RAPID AND SIMULTANEOUS HPLC ANALYSIS OF CURCUMIN AND ITS METABOLITE TETRAHYDROCURCUMIN FROM PLASMA AND LIVER HOMOGENATES

Abstract

A rapid and sensitive reverse phase high performance liquid chromatography (HPLC) method was developed for simultaneous determination of curcumin (Cur) and its active metabolite tetrahydrocurcumin (THC) from rat plasma and liver homogenates. 17β-estradiol was used as the internal standard (IS).
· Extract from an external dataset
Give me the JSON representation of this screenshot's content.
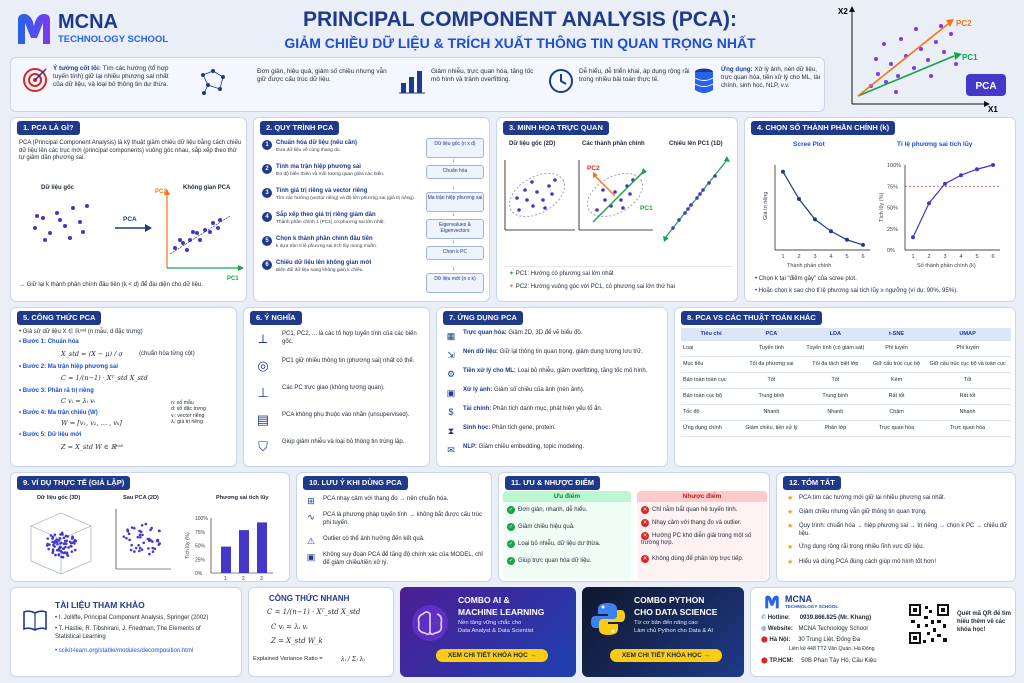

A Waters Spherisorb RP C18 column (4.6 mm × 250 mm, 5 µm) and a mobile phase comprising acetonitrile-methanol-water adjusted to pH 3.0, at a flow rate of 1.0 mL min−1 was optimized. THC and 17β-estradiol were detected at 280 nm and Cur at 425 nm. Cur revealed three peaks – diferuloylmethane, demethoxycurcumin (DMC), and bisdemethoxycurcumin (BDMC). All the analytes were well-separated with resolution >1.5. The calibration curves were linear over the range 100–5000 ngmL−1 for diferuloylmethane and THC. Extraction of diferuloylmethane and THC was consistent and reproducible as indicated by a low coefficient of variation, and a constant analyte/IS ratio. A simple, reproducible HPLC method with good resolution and simultaneous detection of analytes was developed and successfully applied for pharmacokinetic evaluation and liver uptake in rats following oral administration of diferuloylmethane in single processing sample which makes this method a rapid and cost effective analysis.